The filesysobjects API¶
The filesysobjects API covers a variety of interfaces for the processing of resource path addresses, and the search of resources. The initial set of interfaces forcusses on filesystem resources in a basic distributed environment. This covers in particular a basic set of call parameters, which are common for a subset of the call interfaces.
API¶
Interfaces¶
- process paths
- manage search paths
- search for files, directories, and branches
- match files, directories, and branches into path strings
- configuration
- os
- user
.
- process paths - normalize, split, and join resource paths
- manage search paths - create, add, remove, and clear search paths
- search for files, directories, and branches - find resources by search on media
- match files, directories, and branches into path strings - search resources on strings only
- configuration - abstraction of specific configuration directories for various platforms
- os - abstraction of specific OS directories for various platforms
- user - abstraction of specific user directories for various platforms
Major Options by Interfaces¶
The cross-platform related options are
- apppre - application prefix - scheme
- pathsep - special path separator
- spf - source platform
- tpf - target platform
The following table displays the support of interfaces with some additional path separator processing options. For the full set of options refer to the interfaces.

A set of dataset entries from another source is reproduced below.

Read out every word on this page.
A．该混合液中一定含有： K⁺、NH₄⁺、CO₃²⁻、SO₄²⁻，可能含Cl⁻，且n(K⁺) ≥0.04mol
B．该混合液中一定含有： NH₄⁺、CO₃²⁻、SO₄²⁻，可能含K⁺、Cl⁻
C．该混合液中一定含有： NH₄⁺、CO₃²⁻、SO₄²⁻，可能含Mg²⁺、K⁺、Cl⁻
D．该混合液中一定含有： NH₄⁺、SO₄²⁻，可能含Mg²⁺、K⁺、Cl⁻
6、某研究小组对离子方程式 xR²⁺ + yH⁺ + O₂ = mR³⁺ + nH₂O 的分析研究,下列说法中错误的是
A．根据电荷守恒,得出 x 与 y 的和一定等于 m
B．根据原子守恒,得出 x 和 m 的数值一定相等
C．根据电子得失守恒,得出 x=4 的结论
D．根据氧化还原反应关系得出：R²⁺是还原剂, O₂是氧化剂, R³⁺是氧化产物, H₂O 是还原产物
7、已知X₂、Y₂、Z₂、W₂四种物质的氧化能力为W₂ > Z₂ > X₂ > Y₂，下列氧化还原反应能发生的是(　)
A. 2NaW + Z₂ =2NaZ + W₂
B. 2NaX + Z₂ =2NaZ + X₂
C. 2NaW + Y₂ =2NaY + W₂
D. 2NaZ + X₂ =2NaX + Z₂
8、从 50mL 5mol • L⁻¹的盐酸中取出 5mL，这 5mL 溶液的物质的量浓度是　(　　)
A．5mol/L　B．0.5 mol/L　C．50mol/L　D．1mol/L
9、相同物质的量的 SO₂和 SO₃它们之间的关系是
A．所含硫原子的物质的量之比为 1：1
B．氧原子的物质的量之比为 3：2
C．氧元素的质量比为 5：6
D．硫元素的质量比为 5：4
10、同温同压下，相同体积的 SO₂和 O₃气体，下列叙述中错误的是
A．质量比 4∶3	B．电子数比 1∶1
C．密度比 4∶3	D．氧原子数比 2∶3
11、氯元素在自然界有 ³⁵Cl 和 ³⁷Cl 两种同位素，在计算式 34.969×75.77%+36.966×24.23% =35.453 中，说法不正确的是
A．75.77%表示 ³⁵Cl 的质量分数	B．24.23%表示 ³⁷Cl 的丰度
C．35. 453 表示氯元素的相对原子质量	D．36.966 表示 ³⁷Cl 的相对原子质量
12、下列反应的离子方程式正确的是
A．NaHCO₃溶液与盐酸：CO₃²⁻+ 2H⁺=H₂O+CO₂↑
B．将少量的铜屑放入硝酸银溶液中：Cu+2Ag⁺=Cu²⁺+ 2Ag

interface | spath | apppre | spf | tpf | pathsep | appsplit | keepsep | strip |
---|---|---|---|---|---|---|---|---|
addpath_to_searchpath | x | x | x | x | x | |||
clearpath | – | x | x | x | x | |||
delpath_from_searchpath | x | x | x | x | ||||
escapepathx | x | x | x | x | ||||
expandpath | x | x | x | |||||
findpattern | x | |||||||
findrelpath_in_searchpath_iter | x | |||||||
findrelpath_in_searchpath | x | |||||||
findrelpath_in_uppertree_iter | x | |||||||
findrelpath_in_uppertree | x | |||||||
get_subpath_product | ||||||||
gettop_from_pathstring | x | x | x | x | x | |||
join_apppathx_entry | x | – | x | |||||
normapppathx | x | x | x | x | x | x | x | |
normpathx | x | x | x | x | x | |||
set_uppertree_searchpath | x | x | x | x | ||||
splitpathx | x | x | x | x | ||||
splitapppathx | x | x | x | x | x | x | x | x |
splitapppathx_getlocalpath | x | x | x | |||||
unescapepathx | x | x | x | x |
tpf and spf¶
The filesysobjects provides crossplatform conversion of resource addresses for a variety of platforms, including ordinary local filesystems, network filesystes, UNC, URI, URL and others. Therefore the source and target platfors could be adapted by the parameters tpf for the target and spf for the source.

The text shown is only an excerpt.